Im Jahr 2007 erfolgt ein gezielter massiver Cyber-Angriff auf Estland. Auslöser der Attacke war die Versetzung einer Statue eines russischen Soldaten (Denkmal für gefallene Kameraden) aus dem Stadtzentrum auf einen Soldatenfriedhof.

Zuerst gab es massive reale Demonstrationen mit Straßenschlachten, brennenden Autos und zerstörten Schaufensterscheiben.

Nachdem der Soldat versetzt war geschahen ab dem 27 April um 09:42 Uhr seltsame Dinge im Internet von Estland. Alle Regierungswebseiten waren nicht mehr erreichbar, das Online Banking brach zusammen und sogar die Nachrichtenportale funktionieren nicht mehr.

Die realen Straßenschlachten wechselten in den virtuellen Cyberspace. Die Angreifer bombardierten die Estnischen Server mit anfangs 100 Angriffen pro Stunde.
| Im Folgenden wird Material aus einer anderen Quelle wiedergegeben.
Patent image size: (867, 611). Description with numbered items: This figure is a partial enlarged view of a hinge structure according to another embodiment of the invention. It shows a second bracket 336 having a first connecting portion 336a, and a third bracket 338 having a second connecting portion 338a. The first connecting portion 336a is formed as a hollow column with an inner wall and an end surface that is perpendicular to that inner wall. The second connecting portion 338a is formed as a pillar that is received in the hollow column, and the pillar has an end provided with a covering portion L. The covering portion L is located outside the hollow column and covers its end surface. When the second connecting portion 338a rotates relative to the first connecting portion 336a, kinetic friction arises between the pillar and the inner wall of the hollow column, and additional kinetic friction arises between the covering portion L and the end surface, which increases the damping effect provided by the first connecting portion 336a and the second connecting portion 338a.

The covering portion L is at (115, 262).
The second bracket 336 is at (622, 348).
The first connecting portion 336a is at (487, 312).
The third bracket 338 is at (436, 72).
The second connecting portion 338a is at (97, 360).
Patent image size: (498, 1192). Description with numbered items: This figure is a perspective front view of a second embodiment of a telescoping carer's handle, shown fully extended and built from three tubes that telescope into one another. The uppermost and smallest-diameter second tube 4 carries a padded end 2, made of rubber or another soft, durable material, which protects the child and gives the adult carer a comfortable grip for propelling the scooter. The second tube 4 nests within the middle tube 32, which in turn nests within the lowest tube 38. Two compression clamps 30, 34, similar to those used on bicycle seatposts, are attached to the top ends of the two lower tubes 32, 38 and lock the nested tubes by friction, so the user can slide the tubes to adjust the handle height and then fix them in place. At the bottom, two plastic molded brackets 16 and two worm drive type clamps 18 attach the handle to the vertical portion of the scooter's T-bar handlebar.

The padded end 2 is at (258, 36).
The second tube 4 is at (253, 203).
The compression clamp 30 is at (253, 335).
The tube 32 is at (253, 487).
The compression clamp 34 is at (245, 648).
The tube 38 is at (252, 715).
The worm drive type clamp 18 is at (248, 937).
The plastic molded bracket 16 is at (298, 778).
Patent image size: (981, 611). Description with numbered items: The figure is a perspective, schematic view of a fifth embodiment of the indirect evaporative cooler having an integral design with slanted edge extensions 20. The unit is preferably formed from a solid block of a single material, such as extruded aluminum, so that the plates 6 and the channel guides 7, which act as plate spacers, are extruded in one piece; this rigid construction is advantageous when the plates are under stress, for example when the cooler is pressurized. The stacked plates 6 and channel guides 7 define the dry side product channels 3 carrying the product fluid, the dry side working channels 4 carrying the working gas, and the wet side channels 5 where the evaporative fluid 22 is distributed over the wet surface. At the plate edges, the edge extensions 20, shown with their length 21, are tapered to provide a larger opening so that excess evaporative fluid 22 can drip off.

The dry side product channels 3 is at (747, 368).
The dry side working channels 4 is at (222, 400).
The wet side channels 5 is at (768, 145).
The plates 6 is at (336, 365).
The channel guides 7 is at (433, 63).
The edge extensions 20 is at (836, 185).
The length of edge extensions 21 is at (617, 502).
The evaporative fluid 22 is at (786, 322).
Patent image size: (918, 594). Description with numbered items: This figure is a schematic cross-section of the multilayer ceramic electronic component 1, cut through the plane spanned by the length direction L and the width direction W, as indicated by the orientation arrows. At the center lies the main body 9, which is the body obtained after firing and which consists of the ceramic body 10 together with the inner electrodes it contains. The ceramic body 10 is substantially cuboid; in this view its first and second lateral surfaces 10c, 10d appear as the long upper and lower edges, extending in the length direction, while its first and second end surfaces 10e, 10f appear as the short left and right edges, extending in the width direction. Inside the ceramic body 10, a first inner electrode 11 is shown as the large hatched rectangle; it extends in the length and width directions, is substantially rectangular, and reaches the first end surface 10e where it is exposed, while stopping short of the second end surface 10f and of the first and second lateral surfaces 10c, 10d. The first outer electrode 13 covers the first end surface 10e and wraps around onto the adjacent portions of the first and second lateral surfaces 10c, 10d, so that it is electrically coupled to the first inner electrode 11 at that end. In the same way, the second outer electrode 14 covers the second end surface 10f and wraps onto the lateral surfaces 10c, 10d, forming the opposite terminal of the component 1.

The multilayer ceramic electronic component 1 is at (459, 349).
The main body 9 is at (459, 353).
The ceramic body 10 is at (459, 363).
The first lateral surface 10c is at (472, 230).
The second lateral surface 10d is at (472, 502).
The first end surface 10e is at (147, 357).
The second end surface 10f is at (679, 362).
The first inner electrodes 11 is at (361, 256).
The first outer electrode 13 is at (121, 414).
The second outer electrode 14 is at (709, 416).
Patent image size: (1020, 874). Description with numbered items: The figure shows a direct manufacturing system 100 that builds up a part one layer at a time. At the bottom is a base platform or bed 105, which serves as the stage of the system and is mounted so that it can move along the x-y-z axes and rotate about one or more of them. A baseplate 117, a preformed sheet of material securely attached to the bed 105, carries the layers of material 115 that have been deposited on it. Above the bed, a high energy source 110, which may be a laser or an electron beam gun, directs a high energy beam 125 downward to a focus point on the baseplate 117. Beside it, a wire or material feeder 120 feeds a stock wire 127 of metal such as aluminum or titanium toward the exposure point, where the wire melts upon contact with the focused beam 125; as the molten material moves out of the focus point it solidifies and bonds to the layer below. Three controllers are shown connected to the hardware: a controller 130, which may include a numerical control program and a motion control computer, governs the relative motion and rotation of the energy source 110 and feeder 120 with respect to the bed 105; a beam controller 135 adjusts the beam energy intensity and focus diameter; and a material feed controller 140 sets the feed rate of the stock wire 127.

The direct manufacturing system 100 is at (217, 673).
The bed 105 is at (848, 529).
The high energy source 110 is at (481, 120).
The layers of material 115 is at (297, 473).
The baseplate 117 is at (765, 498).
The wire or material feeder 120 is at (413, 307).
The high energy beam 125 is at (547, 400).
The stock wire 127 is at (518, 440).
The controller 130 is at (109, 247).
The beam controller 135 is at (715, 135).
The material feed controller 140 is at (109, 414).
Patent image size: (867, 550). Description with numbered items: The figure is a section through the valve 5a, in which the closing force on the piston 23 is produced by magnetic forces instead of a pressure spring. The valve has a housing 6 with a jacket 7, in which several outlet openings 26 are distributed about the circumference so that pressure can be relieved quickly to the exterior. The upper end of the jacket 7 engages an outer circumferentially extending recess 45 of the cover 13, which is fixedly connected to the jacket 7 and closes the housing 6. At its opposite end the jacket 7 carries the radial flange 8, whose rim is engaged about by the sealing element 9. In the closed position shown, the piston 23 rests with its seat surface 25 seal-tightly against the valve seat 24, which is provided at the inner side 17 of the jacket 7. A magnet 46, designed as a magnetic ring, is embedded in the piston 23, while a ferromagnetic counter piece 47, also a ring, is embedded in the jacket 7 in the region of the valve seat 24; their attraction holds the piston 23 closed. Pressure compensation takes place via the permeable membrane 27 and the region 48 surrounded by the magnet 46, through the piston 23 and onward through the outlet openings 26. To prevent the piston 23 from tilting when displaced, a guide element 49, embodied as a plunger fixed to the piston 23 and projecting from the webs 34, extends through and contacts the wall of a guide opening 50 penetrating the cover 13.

In den folgenden 2 Wochen steigerten sich die Attacken auf das Maximum am 09.05 mit über 4 Millionen Angriffen pro Sekunde. Estland war von der Aussenwelt abgeschnitten.

Im Endeffekt wurde in Estland das Internet als Infrastruktur für den Transport der Waffen (Malware, Hackertools) in das Kriegsgebiet, gegen eine ganze Nation eingesetzt.

Der Friede

Die behördliche Chronologie der deutschen Cyber-Abwehr (siehe auch www.dsin-blog.de/cyberwar) zeigt schon sehr anschaulich die Bemühungen um einen anhaltenden Frieden. Seit Juni 2012 haben wir zur Aufrechterhaltung dieses Friedens auch unsere Bundeswehr, die sich mit der Abwehr gegnerischer Attacken im Internet befasst, und sich auch seit Jahren selbst darauf vorbereitet anzugreifen.
Inzwischen ist es nur sehr vereinzelt zu Angriffen zwischen Nationen im Internet gekommen.
Damit der Friede im Cyberspace noch lange anhält rüsten also alle Nationen ihre Cyber-Waffen auf.

Die Strategie einen Frieden in der virtuellen Welt lange aufrecht zu lassen ist ein interessanter Diskussionspunkt.